Transient electrical conductivity of W-based electron beam induced deposits during growth, irradiation and exposure to air

TL;DR

This study investigates the electrical conductivity of tungsten-based electron beam induced deposits during growth, irradiation, and air exposure, revealing non-linear growth behavior and conductivity changes due to electron tunneling and post-irradiation effects.

Contribution

It provides in situ measurements of conductivity during growth and exposure, and elucidates the mechanisms of electron transport and degradation in W-based deposits.

Findings

Conductivity increases non-linearly during initial growth.

Post-growth conductivity decreases logarithmically over time.
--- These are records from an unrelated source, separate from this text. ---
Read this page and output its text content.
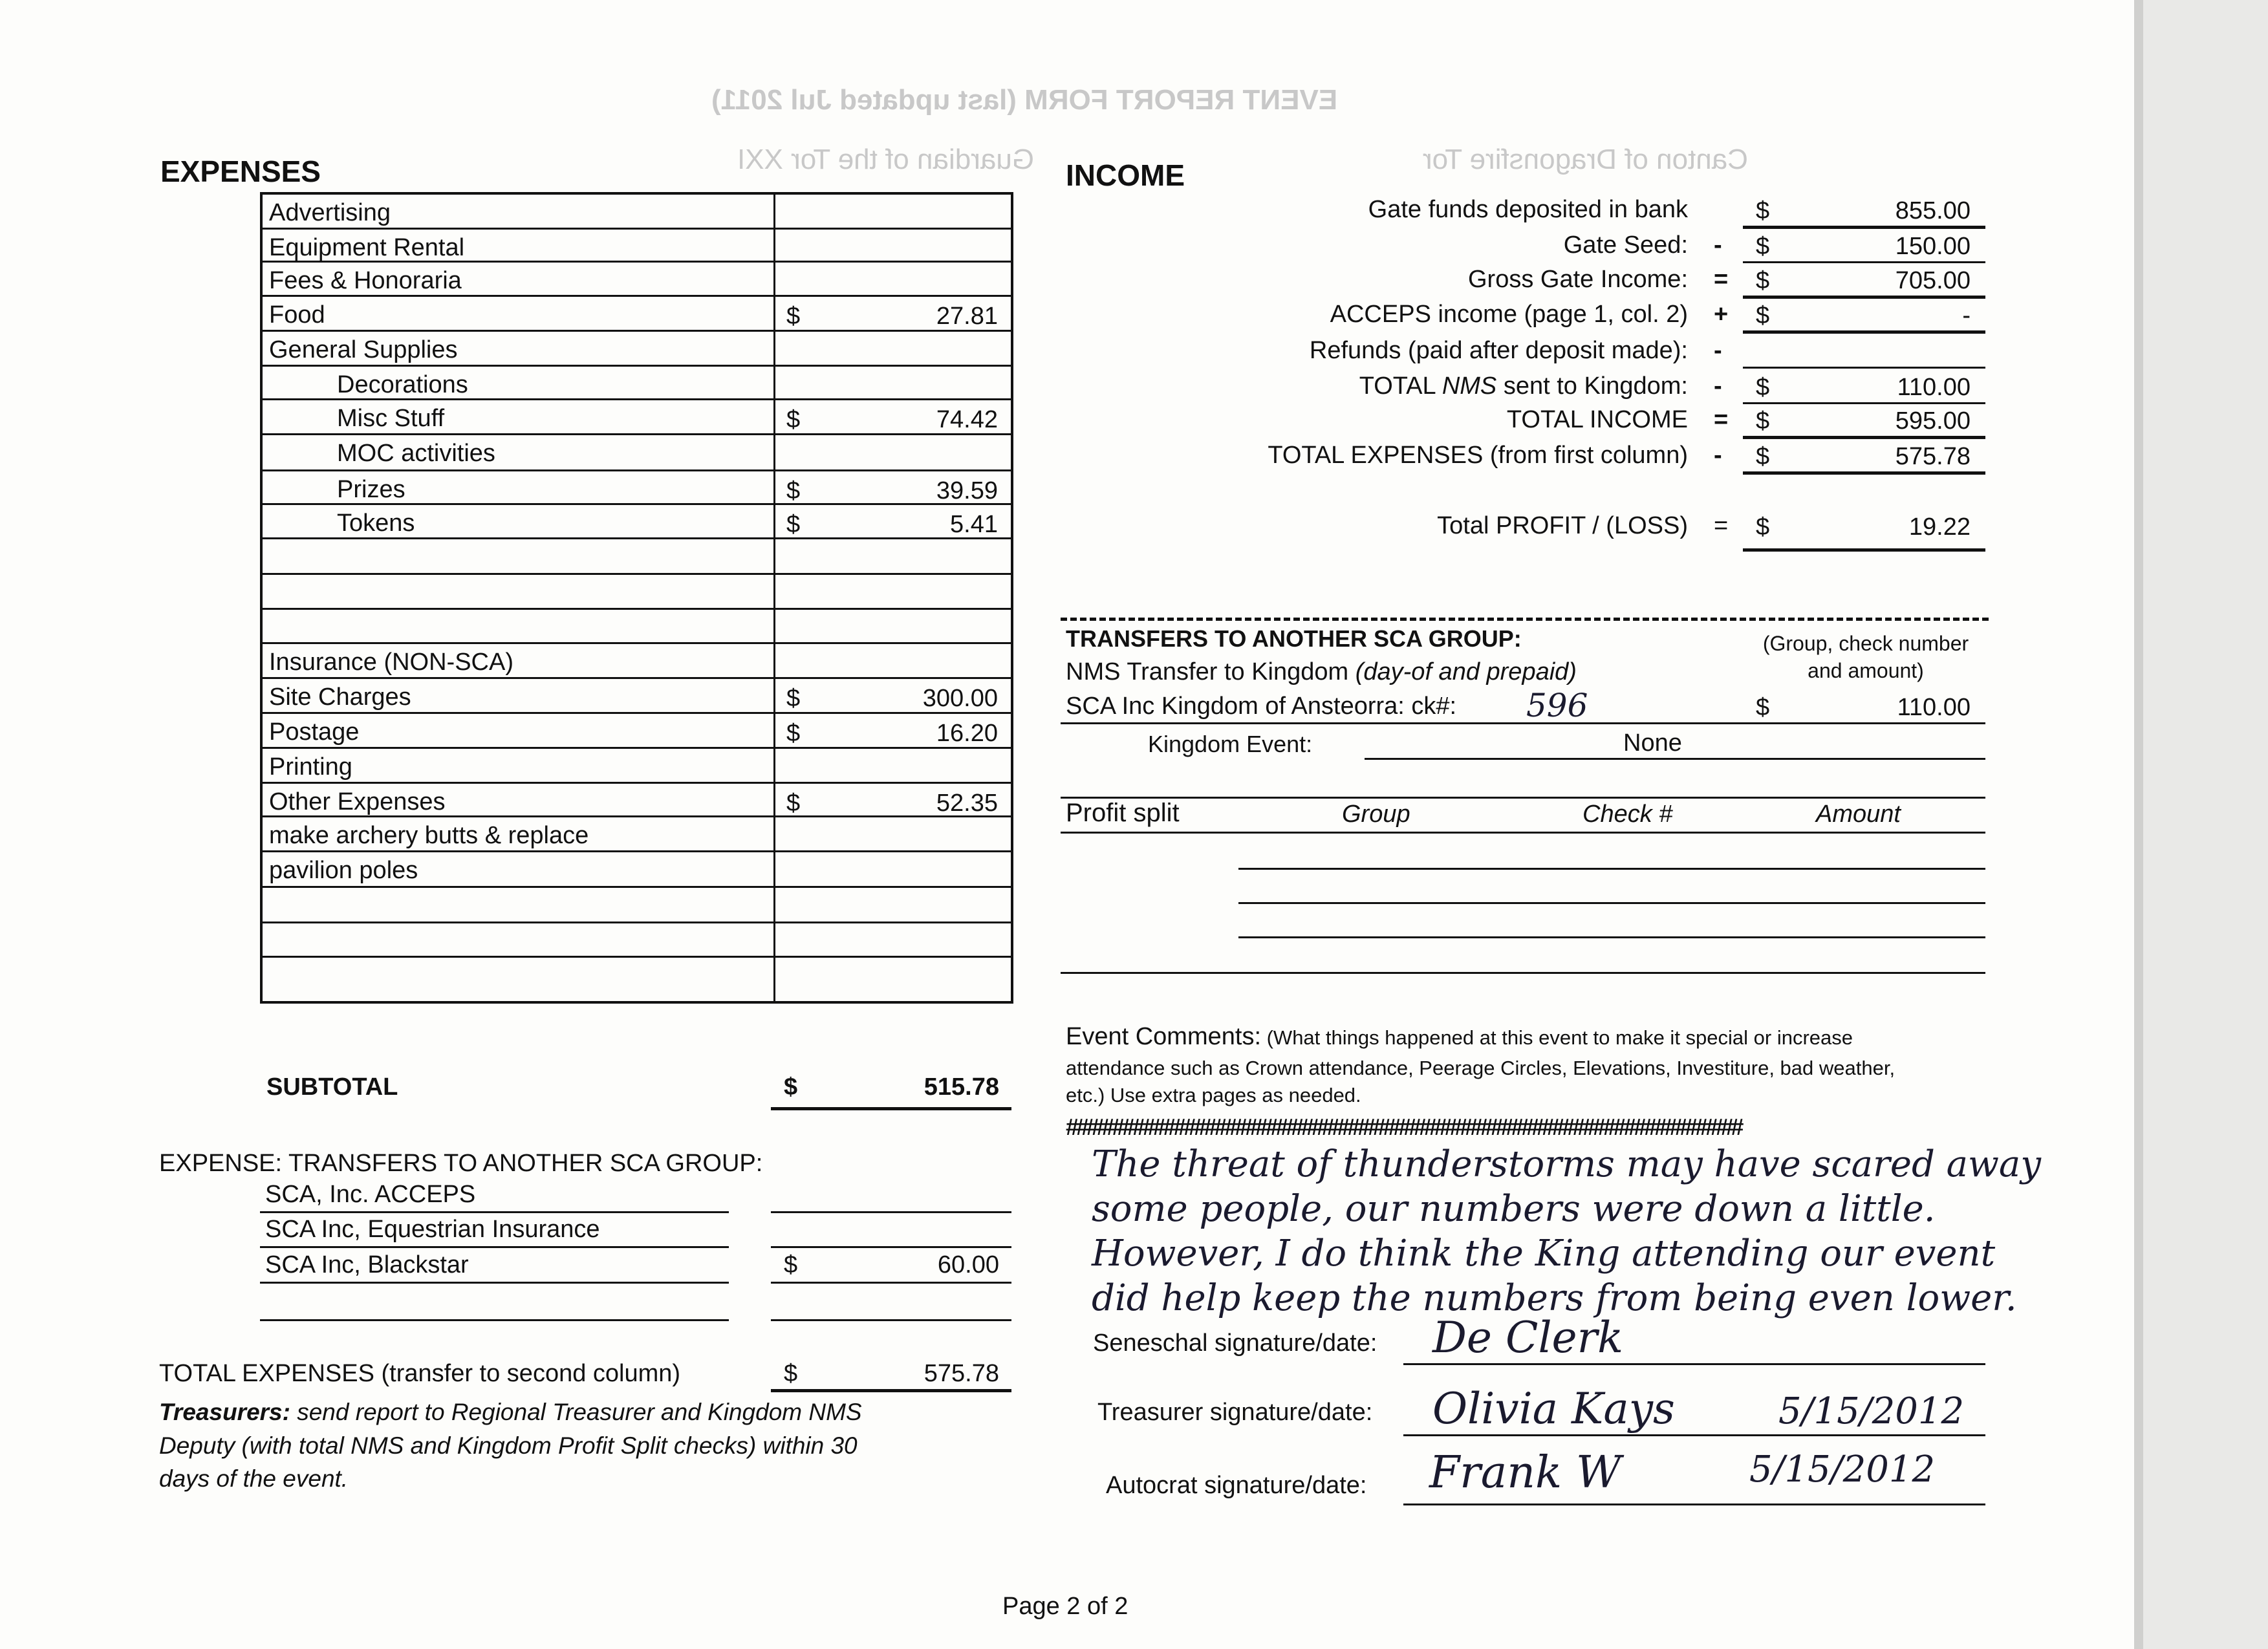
EVENT REPORT FORM (last updated Jul 2011)
Canton of Dragonsfire Tor
Guardian of the Tor XXI
EXPENSES
Advertising
Equipment Rental
Fees & Honoraria
Food	$	27.81
General Supplies
Decorations
Misc Stuff	$	74.42
MOC activities
Prizes	$	39.59
Tokens	$	5.41
Insurance (NON-SCA)
Site Charges	$	300.00
Postage	$	16.20
Printing
Other Expenses	$	52.35
make archery butts & replace
pavilion poles
SUBTOTAL	$	515.78
EXPENSE: TRANSFERS TO ANOTHER SCA GROUP:
SCA, Inc. ACCEPS
SCA Inc, Equestrian Insurance
SCA Inc, Blackstar	$	60.00
TOTAL EXPENSES (transfer to second column)	$	575.78
Treasurers: send report to Regional Treasurer and Kingdom NMS
Deputy (with total NMS and Kingdom Profit Split checks) within 30
days of the event.
INCOME
Gate funds deposited in bank	$	855.00
Gate Seed: - $	150.00
Gross Gate Income: = $	705.00
ACCEPS income (page 1, col. 2) + $	-
Refunds (paid after deposit made): -
TOTAL NMS sent to Kingdom: - $	110.00
TOTAL INCOME = $	595.00
TOTAL EXPENSES (from first column) - $	575.78
Total PROFIT / (LOSS) = $	19.22
TRANSFERS TO ANOTHER SCA GROUP:	(Group, check number
and amount)
NMS Transfer to Kingdom (day-of and prepaid)
SCA Inc Kingdom of Ansteorra: ck#: 596	$	110.00
Kingdom Event:	None
Profit split	Group	Check #	Amount
Event Comments: (What things happened at this event to make it special or increase
attendance such as Crown attendance, Peerage Circles, Elevations, Investiture, bad weather,
etc.) Use extra pages as needed.
##################################################################
The threat of thunderstorms may have scared away
some people, our numbers were down a little.
However, I do think the King attending our event
did help keep the numbers from being even lower.
Seneschal signature/date: De Clerk
Treasurer signature/date: Olivia Kays	5/15/2012
Autocrat signature/date: Frank W	5/15/2012
Page 2 of 2
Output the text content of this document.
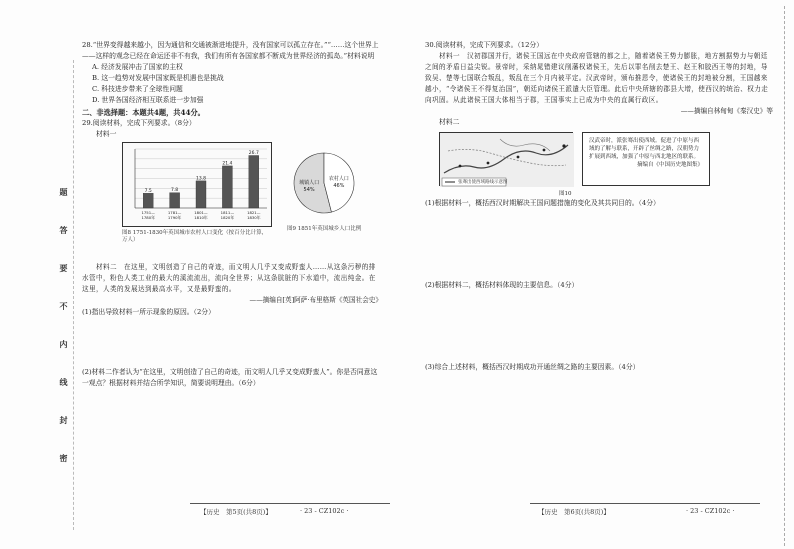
题
答
要
不
内
线
封
密
28.“世界变得越来越小，因为通信和交通被渐进地提升，没有国家可以孤立存在。”“……这个世界上——这样的观念已经在命运还非不有我，我们有所有各国家都不断成为世界经济的孤岛。”材料说明
A. 经济发展冲击了国家的主权
B. 这一趋势对发展中国家既是机遇也是挑战
C. 科技进步带来了全球性问题
D. 世界各国经济相互联系进一步加强
二、非选择题：本题共4题，共44分。
29.阅读材料，完成下列要求。（8分）
材料一
7.5
1751—
1780年
7.8
1781—
1790年
13.8
1801—
1810年
21.4
1811—
1820年
26.7
1821—
1830年
图8 1751-1830年英国城市农村人口变化（按百分比计算，万人）
城镇人口
54%
农村人口
46%
图9 1851年英国城乡人口比例
材料二　在这里，文明创造了自己的奇迹，而文明人几乎又变成野蛮人……从这条污秽的排水管中，粉色人类工业的最大的溪流流出，流向全世界；从这条肮脏的下水道中，流出纯金。在这里，人类的发展达到最高水平，又是最野蛮的。
——摘编自[英]阿萨·布里格斯《英国社会史》
(1)指出导致材料一所示现象的原因。（2分）
(2)材料二作者认为“在这里，文明创造了自己的奇迹，而文明人几乎又变成野蛮人”。你是否同意这一观点？根据材料并结合所学知识，简要说明理由。（6分）
30.阅读材料，完成下列要求。（12分）
材料一　汉初郡国并行，诸侯王国远在中央政府管辖的都之上，随着诸侯王势力膨胀，地方割据势力与朝廷之间的矛盾日益尖锐。景帝时，采纳晁错建议削藩权诸侯王，先后以罪名削去楚王、赵王和胶西王等的封地，导致吴、楚等七国联合叛乱，叛乱在三个月内被平定。汉武帝时，颁布推恩令，使诸侯王的封地被分割，王国越来越小，“令诸侯王不得复治国”，朝廷向诸侯王派遣大臣管理。此后中央所辖的郡县大增，使西汉的统治、权力走向巩固。从此诸侯王国大体相当于郡，王国事实上已成为中央的直属行政区。
——摘编自林甸甸《秦汉史》等
材料二
张骞出使西域路线示意图
汉武帝时，派张骞出使西域。促进了中原与西域的了解与联系，开辟了丝绸之路，汉朝势力扩展到西域，加强了中原与西北地区的联系。
摘编自《中国历史地图集》
图10
(1)根据材料一，概括西汉时期解决王国问题措施的变化及其共同目的。（4分）
(2)根据材料二，概括材料体现的主要信息。（4分）
(3)综合上述材料，概括西汉时期成功开通丝绸之路的主要因素。（4分）
【历史　第5页(共8页)】	· 23 - CZ102c ·	【历史　第6页(共8页)】	· 23 - CZ102c ·
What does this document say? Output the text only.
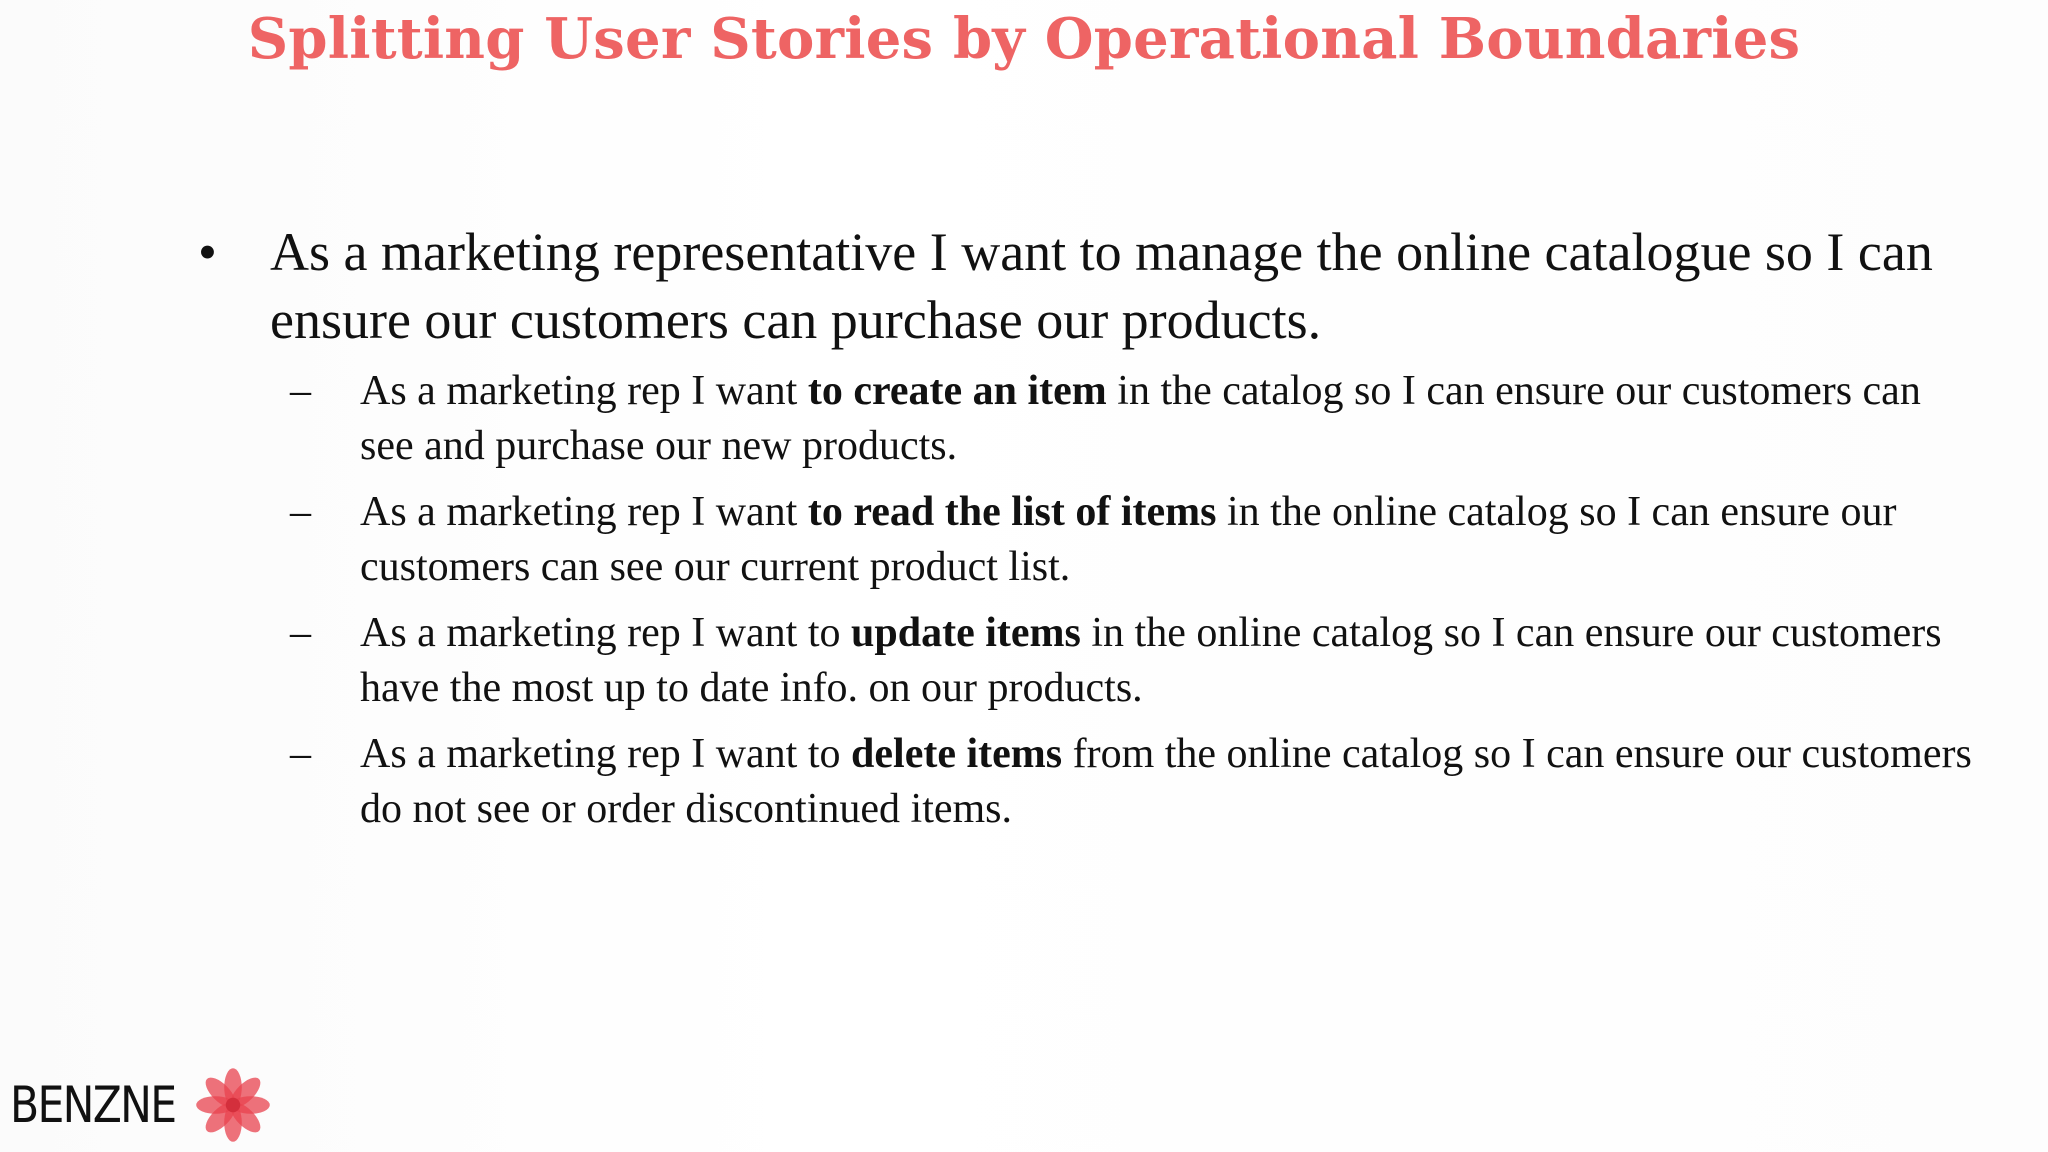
Splitting User Stories by Operational Boundaries
• As a marketing representative I want to manage the online catalogue so I can ensure our customers can purchase our products.
– As a marketing rep I want to create an item in the catalog so I can ensure our customers can see and purchase our new products.
– As a marketing rep I want to read the list of items in the online catalog so I can ensure our customers can see our current product list.
– As a marketing rep I want to update items in the online catalog so I can ensure our customers have the most up to date info. on our products.
– As a marketing rep I want to delete items from the online catalog so I can ensure our customers do not see or order discontinued items.
BENZNE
Electron post-irradiation enhances electrical conductivity.

Abstract

W-based granular metals have been prepared by electron beam induced deposition from the tungsten-hexacarbonyl W(CO)6 precursor. In situ electrical conductivity measurements have been performed to monitor the growth process and to investigate the behavior of the deposit under electron beam post irradiation and by exposure to air. During the first part of the growth process, the electrical conductivity grows non-linearly, independent of the electron beam parameters. This behavior is interpreted as the result of the increase of the W-particles diameter. Once the growth process is terminated, the electrical conductivity decreases with the logarithm of time, sigma ln(t). Temperature-dependent conductivity measurements of the deposits reveal that the electrical transport takes place by means of electron tunneling either between W-metal grains or between grains and trap sites in the matrix. After venting the electron microscope the electrical conductivity of the deposits shows a degradation behavior, which depends on the composition. Electron post-irradiation increases the electrical conductivity of the deposits.